Here is a breakdown of how it all works, based on Kapila’s sankhya, explained in the final chapters of Śrīmad Bhagavatam’s Third Canto.
The senses feed their data into the intellect.
The intellect has three sub-organs within it. Each performs its own function:
1) Pattern recognition
2) Pattern matching
3) Memory (storage of patterns)
So, intellect can take the raw data from the senses, recognize the patterns, and figure out what the patterns are – by matching those patterns with the information stored in memory. “Education” is the process of putting recognized patterns into the memory.

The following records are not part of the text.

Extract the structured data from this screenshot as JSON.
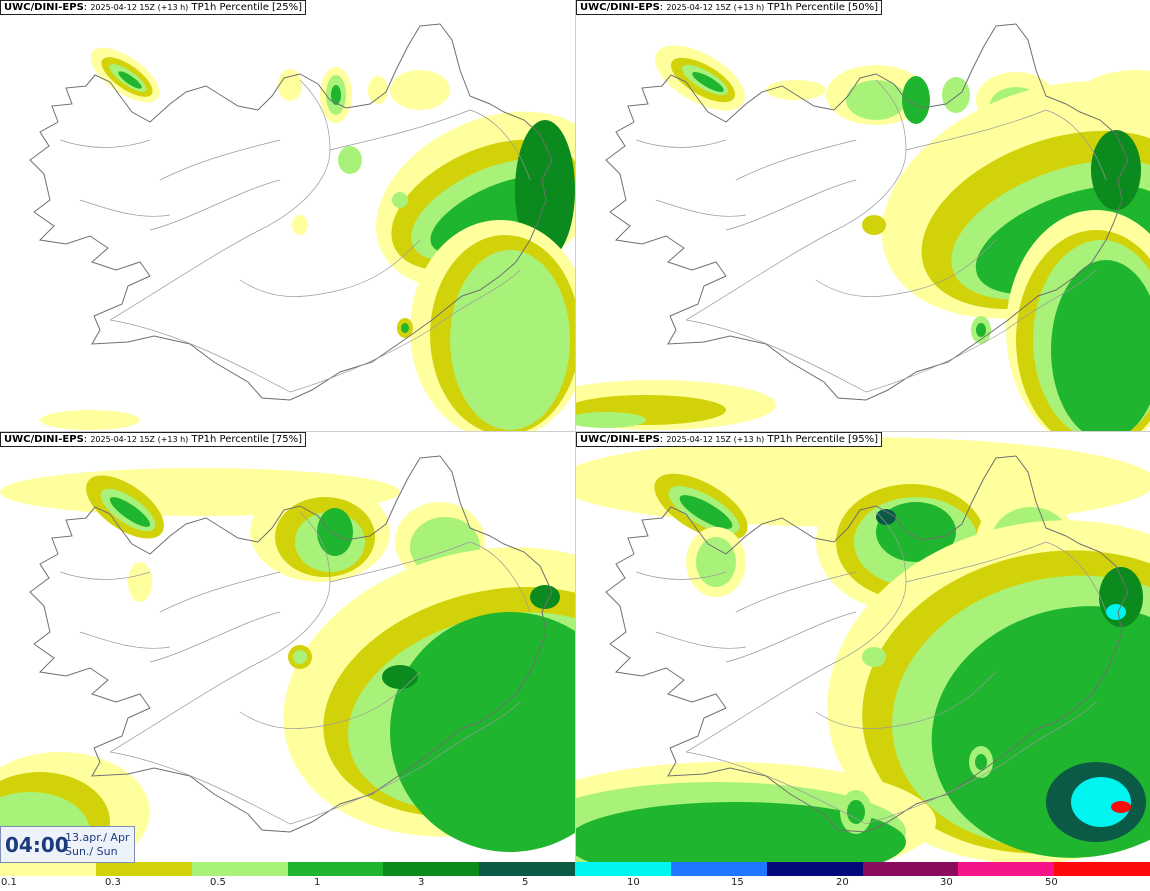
{
  "panels": [
    {
      "model": "UWC/DINI-EPS",
      "run": "2025-04-12 15Z (+13 h)",
      "field": "TP1h Percentile [25%]",
      "percentile": 25
    },
    {
      "model": "UWC/DINI-EPS",
      "run": "2025-04-12 15Z (+13 h)",
      "field": "TP1h Percentile [50%]",
      "percentile": 50
    },
    {
      "model": "UWC/DINI-EPS",
      "run": "2025-04-12 15Z (+13 h)",
      "field": "TP1h Percentile [75%]",
      "percentile": 75
    },
    {
      "model": "UWC/DINI-EPS",
      "run": "2025-04-12 15Z (+13 h)",
      "field": "TP1h Percentile [95%]",
      "percentile": 95
    }
  ],
  "valid_time": {
    "time": "04:00",
    "date_line": "13.apr./ Apr",
    "day_line": "Sun./ Sun"
  },
  "legend": {
    "labels": [
      "0.1",
      "0.3",
      "0.5",
      "1",
      "3",
      "5",
      "10",
      "15",
      "20",
      "30",
      "50"
    ],
    "colors": [
      "#ffff9e",
      "#d2d20a",
      "#a9f27a",
      "#1fb52e",
      "#0b8a1e",
      "#0a5a45",
      "#00f5f0",
      "#1e78ff",
      "#03087a",
      "#8a0a5e",
      "#f5148a",
      "#ff0a0a"
    ]
  },
  "colors": {
    "lightyellow": "#ffff9e",
    "olive": "#d2d20a",
    "lightgreen": "#a9f27a",
    "green": "#1fb52e",
    "darkgreen": "#0b8a1e",
    "teal": "#0a5a45",
    "cyan": "#00f5f0",
    "red": "#ff0a0a"
  }
}
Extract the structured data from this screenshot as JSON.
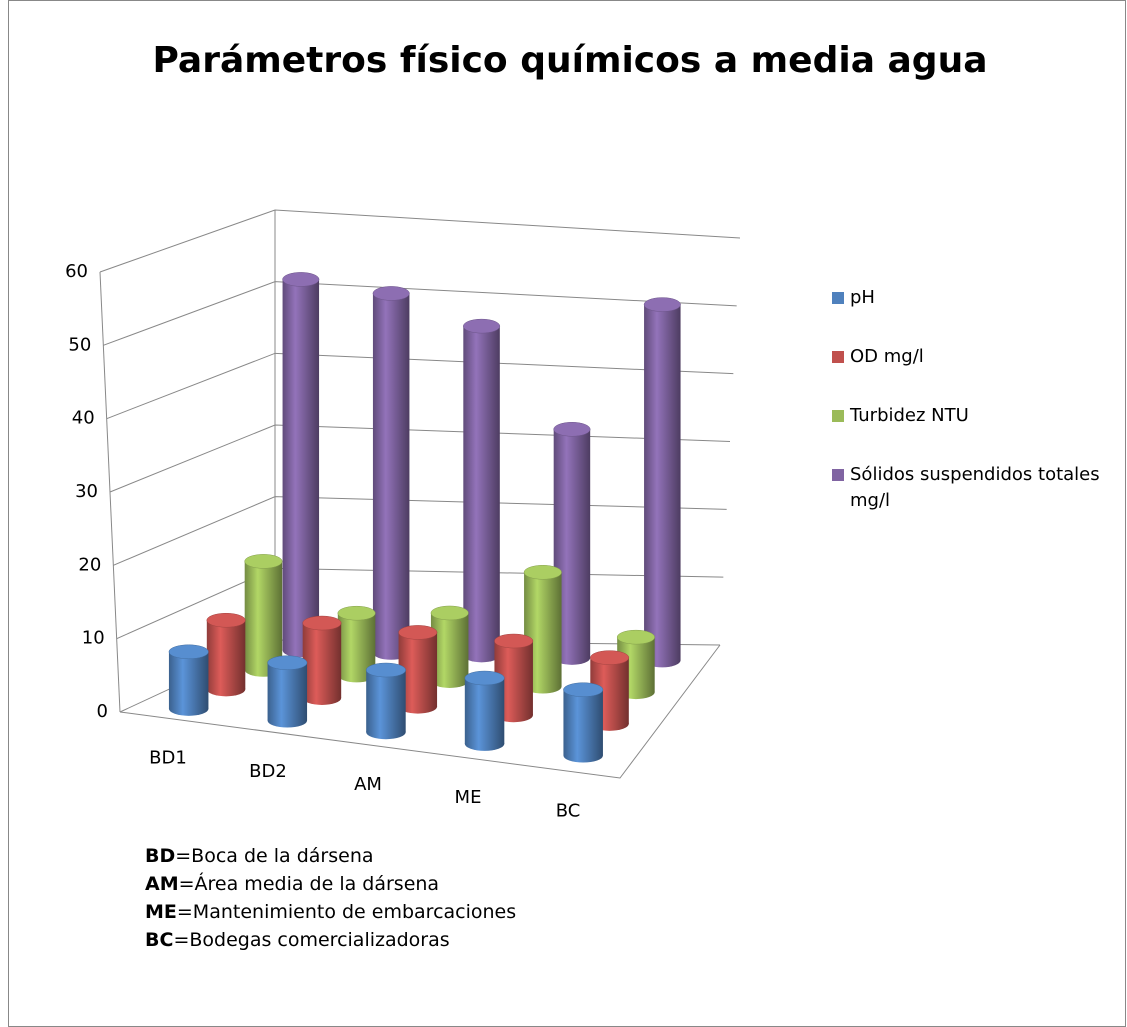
{
  "chart_data": {
    "type": "bar3d",
    "title": "Parámetros físico químicos a media agua",
    "categories": [
      "BD1",
      "BD2",
      "AM",
      "ME",
      "BC"
    ],
    "series": [
      {
        "name": "pH",
        "color": "#4f81bd",
        "values": [
          7.8,
          7.9,
          8.5,
          9,
          9
        ]
      },
      {
        "name": "OD mg/l",
        "color": "#c0504d",
        "values": [
          9.5,
          10.3,
          10.2,
          10.2,
          9.1
        ]
      },
      {
        "name": "Turbidez NTU",
        "color": "#9bbb59",
        "values": [
          15,
          8.6,
          9.4,
          15.8,
          7.6
        ]
      },
      {
        "name": "Sólidos suspendidos totales mg/l",
        "color": "#8064a2",
        "values": [
          51.6,
          50,
          45.8,
          31.8,
          49.5
        ]
      }
    ],
    "ylim": [
      0,
      60
    ],
    "yticks": [
      0,
      10,
      20,
      30,
      40,
      50,
      60
    ],
    "grid": true,
    "legend": "right",
    "notes": [
      {
        "abbr": "BD",
        "text": "=Boca de la dársena"
      },
      {
        "abbr": "AM",
        "text": "=Área media de la dársena"
      },
      {
        "abbr": "ME",
        "text": "=Mantenimiento de embarcaciones"
      },
      {
        "abbr": "BC",
        "text": "=Bodegas comercializadoras"
      }
    ]
  }
}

The mind observes the intellect. Mind reflects consciousness. With this reflected consciousness it observes the intellect, so it observes the processed data from the senses, and the order and meaning that the intellect has digested from that data. Then the mind reacts to it. It also has three sub-organs, each performing its own function:
Observing a recognized pattern presented by the intellect as an object, the mind develops a preference towards that object, or away from it. For example, the nose smells something. The intellect comprehends the pattern of olfactory data to be the scent of roasting spices. The mind, which always observes the intellect, reacts to this by a perference: “I love this!” or “I hate this!” Or something somewhere in between these two extremes.

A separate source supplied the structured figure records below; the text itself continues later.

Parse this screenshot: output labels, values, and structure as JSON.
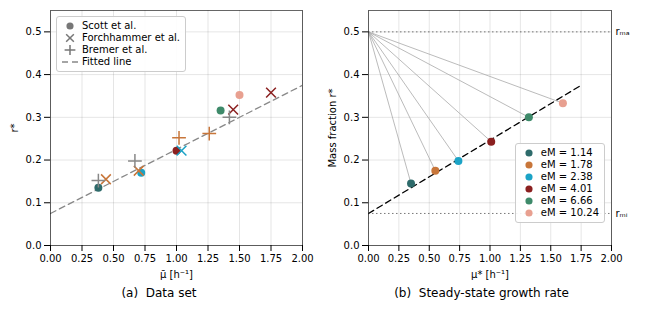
{
  "chart_data": [
    {
      "type": "scatter",
      "title": "(a)  Data set",
      "xlabel": "μ̄ [h⁻¹]",
      "ylabel": "r*",
      "xlim": [
        0.0,
        2.0
      ],
      "ylim": [
        0.0,
        0.55
      ],
      "xticks": [
        {
          "value": 0.0,
          "label": "0.00"
        },
        0.25,
        {
          "value": 0.5,
          "label": "0.50"
        },
        0.75,
        {
          "value": 1.0,
          "label": "1.00"
        },
        1.25,
        {
          "value": 1.5,
          "label": "1.50"
        },
        1.75,
        {
          "value": 2.0,
          "label": "2.00"
        }
      ],
      "yticks": [
        {
          "value": 0.0,
          "label": "0.0"
        },
        0.1,
        0.2,
        0.3,
        0.4,
        0.5
      ],
      "grid": true,
      "legend": "upper left",
      "series": [
        {
          "name": "Scott et al.",
          "marker": "o",
          "x": [
            0.38,
            0.72,
            1.0,
            1.35,
            1.5
          ],
          "values": [
            0.135,
            0.17,
            0.222,
            0.316,
            0.352
          ],
          "colors": [
            "#2e6b6b",
            "#1ba3c6",
            "#8b2020",
            "#3e8a6a",
            "#e8a090"
          ]
        },
        {
          "name": "Forchhammer et al.",
          "marker": "x",
          "x": [
            0.44,
            0.7,
            1.04,
            1.45,
            1.75
          ],
          "values": [
            0.155,
            0.175,
            0.222,
            0.318,
            0.358
          ],
          "colors": [
            "#c8763a",
            "#c8763a",
            "#1ba3c6",
            "#8b2020",
            "#8b2020"
          ]
        },
        {
          "name": "Bremer et al.",
          "marker": "+",
          "x": [
            0.38,
            0.67,
            1.02,
            1.26,
            1.42
          ],
          "values": [
            0.152,
            0.198,
            0.252,
            0.262,
            0.3
          ],
          "colors": [
            "#888888",
            "#888888",
            "#c8763a",
            "#c8763a",
            "#888888"
          ]
        },
        {
          "name": "Fitted line",
          "type": "line",
          "line_style": "dashed",
          "color": "#888888",
          "x": [
            0.0,
            2.0
          ],
          "values": [
            0.075,
            0.375
          ]
        }
      ]
    },
    {
      "type": "scatter",
      "title": "(b)  Steady-state growth rate",
      "xlabel": "μ* [h⁻¹]",
      "ylabel": "Mass fraction r*",
      "xlim": [
        0.0,
        2.0
      ],
      "ylim": [
        0.0,
        0.55
      ],
      "xticks": [
        {
          "value": 0.0,
          "label": "0.00"
        },
        0.25,
        {
          "value": 0.5,
          "label": "0.50"
        },
        0.75,
        {
          "value": 1.0,
          "label": "1.00"
        },
        1.25,
        {
          "value": 1.5,
          "label": "1.50"
        },
        1.75,
        {
          "value": 2.0,
          "label": "2.00"
        }
      ],
      "yticks": [
        {
          "value": 0.0,
          "label": "0.0"
        },
        0.1,
        0.2,
        0.3,
        0.4,
        0.5
      ],
      "grid": true,
      "legend": "lower right",
      "fan_origin": [
        0.0,
        0.5
      ],
      "fitted_line": {
        "type": "line",
        "line_style": "dashed",
        "color": "#000000",
        "x": [
          0.0,
          1.75
        ],
        "values": [
          0.075,
          0.375
        ]
      },
      "hlines": [
        {
          "value": 0.5,
          "label": "rₘₐ",
          "color": "#555555",
          "line_style": "dotted"
        },
        {
          "value": 0.075,
          "label": "rₘᵢ",
          "color": "#555555",
          "line_style": "dotted"
        }
      ],
      "series": [
        {
          "name": "eM = 1.14",
          "marker": "o",
          "color": "#2e6b6b",
          "x": [
            0.35
          ],
          "values": [
            0.145
          ]
        },
        {
          "name": "eM = 1.78",
          "marker": "o",
          "color": "#c8763a",
          "x": [
            0.55
          ],
          "values": [
            0.175
          ]
        },
        {
          "name": "eM = 2.38",
          "marker": "o",
          "color": "#1ba3c6",
          "x": [
            0.74
          ],
          "values": [
            0.198
          ]
        },
        {
          "name": "eM = 4.01",
          "marker": "o",
          "color": "#8b2020",
          "x": [
            1.01
          ],
          "values": [
            0.243
          ]
        },
        {
          "name": "eM = 6.66",
          "marker": "o",
          "color": "#3e8a6a",
          "x": [
            1.32
          ],
          "values": [
            0.3
          ]
        },
        {
          "name": "eM = 10.24",
          "marker": "o",
          "color": "#e8a090",
          "x": [
            1.6
          ],
          "values": [
            0.333
          ]
        }
      ]
    }
  ]
}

Next, the mind establishes desire based on that preference. If the preference is “I love it” the desire is “I want more of it.” If the preference is “I hate it” the desire is “I want less of it”
Next the mind produces emotions based on that desire. If the desire is fulfilled, the emotion is happiness. If the desire is unfulfilled, the emotion is sadness. Other emotions represent various versions of or precursors to happiness or sadness.